May 27th, 2009 • Comments: 0 • by Wendy • PumpingResources

Why Does My Expressed Breastmilk Smell Bad?


If you're new here, you may want to subscribe to our RSS feed.  Thanks for visiting!


I recently came across this fantastic resource on the Lansinoh website and wanted to share it with you!

"In very rare cases, some mothers who have meticulously expressed and frozen their milk for later use have discovered to their dismay that all their frozen milk has turned rancid.  This happens when a mother produces milk that is high in lipase, the enzyme that breaks down fat in the milk. Depending upon the level of lipase in her milk, some mothers notice this rancid smell after their milk has cooled in the refrigerator; others, notice it only after the milk has been frozen for a while.  Thankfully this doesn’t happen often, and this can be prevented. 
a freezer full of breastmilk
It is suggested that every mother who is planning to freeze her milk should freeze some test batches of milk and thaw it out after a week or so to be sure it has not become rancid.  If the mother finds that after freezing and thawing her milk that it has a rancid smell, she can prevent this from occurring in the future by heating her expressed milk to a scald right after collecting it and then quickly cooling and freezing it.  Scalding inactivates the lipase.  Once the milk has acquired the rancid smell, however, treating the milk will not help.  It is not known whether or not this milk is safe for the baby however, most babies refuse it because of the taste."

You can find more information on this subject on the KellyMom website.  She states that the milk is in fact NOT harmful to your baby, but the stronger the taste, the more likely that he or she will refuse it.

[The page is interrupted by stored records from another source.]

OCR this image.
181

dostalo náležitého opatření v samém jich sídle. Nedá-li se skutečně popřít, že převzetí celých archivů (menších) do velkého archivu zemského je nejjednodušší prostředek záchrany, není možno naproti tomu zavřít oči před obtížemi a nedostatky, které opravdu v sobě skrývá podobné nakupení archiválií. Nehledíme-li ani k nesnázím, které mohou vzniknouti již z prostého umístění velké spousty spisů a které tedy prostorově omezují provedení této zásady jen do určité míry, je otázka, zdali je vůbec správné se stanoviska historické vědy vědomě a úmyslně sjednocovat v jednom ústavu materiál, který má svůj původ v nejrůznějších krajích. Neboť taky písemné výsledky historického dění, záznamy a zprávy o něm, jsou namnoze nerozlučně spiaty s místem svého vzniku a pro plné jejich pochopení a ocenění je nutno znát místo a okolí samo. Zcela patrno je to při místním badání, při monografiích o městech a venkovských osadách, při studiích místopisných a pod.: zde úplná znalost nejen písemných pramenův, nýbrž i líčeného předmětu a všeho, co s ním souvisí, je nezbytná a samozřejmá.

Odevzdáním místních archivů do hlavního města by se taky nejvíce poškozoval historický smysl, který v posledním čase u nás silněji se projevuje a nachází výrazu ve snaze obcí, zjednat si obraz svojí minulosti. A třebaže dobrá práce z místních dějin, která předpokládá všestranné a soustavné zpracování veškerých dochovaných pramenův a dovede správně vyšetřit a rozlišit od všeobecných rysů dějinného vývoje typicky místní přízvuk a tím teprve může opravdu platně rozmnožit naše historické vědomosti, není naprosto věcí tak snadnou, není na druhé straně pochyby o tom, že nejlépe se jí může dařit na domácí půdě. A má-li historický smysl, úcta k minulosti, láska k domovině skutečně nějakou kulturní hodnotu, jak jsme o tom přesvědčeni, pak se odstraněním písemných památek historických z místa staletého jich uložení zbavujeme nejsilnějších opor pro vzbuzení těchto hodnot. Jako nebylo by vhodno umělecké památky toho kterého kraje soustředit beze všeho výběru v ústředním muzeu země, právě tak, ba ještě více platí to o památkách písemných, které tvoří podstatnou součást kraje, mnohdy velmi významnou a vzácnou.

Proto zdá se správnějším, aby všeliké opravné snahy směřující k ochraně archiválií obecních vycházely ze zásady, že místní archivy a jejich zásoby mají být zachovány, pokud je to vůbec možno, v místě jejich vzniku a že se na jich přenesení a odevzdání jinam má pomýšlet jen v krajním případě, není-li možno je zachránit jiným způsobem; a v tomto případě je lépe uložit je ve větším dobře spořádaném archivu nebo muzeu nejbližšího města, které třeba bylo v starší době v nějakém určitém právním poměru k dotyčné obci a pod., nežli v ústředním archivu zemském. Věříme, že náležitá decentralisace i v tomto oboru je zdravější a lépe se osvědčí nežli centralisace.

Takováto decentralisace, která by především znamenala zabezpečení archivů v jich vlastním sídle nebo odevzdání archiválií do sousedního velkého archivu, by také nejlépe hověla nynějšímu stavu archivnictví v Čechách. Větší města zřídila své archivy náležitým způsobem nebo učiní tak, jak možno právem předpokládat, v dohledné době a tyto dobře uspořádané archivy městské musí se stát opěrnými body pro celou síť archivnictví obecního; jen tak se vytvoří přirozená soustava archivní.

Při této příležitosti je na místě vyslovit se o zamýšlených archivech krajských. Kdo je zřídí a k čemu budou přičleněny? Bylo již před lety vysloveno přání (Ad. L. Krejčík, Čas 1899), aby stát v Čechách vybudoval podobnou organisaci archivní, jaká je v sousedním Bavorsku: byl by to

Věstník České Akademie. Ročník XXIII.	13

Have you ever found that your breastmilk "turned" after refrigerating or freezing?  If so, did you throw it out or did your baby drink it anyways?  I never encountered this personally, however I would love to hear your stories!  Please drop me a comment below.

{"Feeling More Secure with My Breastmilk Stash!" by Diana Schnuth is licensed under CC BY-NC-SA 2.0}

blog comments powered by Disqus

Lucy Cowems says:

I have encountered this with my baby. She will consistently take a bottle of expressed breast milk at first, but will stop feeding after about an ounce. She becomes very fussy and is obviously still hungry. I always noticed the milk had a sour (but not bad) smell. Today, my husband dropped some of the milk on my wrist and I tasted it--yuk, soapy! My daughter has never gotten badly sick from the milk but may have had some extra gassiness and once had a VERY green stool (also a sign of ++lipase?).

Posted on July 16, 2009

Wendy Armbruster Bell says:

Thanks for the comment Lucy!

Here is a great article from iVillage.com speaking to the green stool/gassiness issue. According to this article, it is actually caused by a foremilk/hindmilk imbalance. Read on...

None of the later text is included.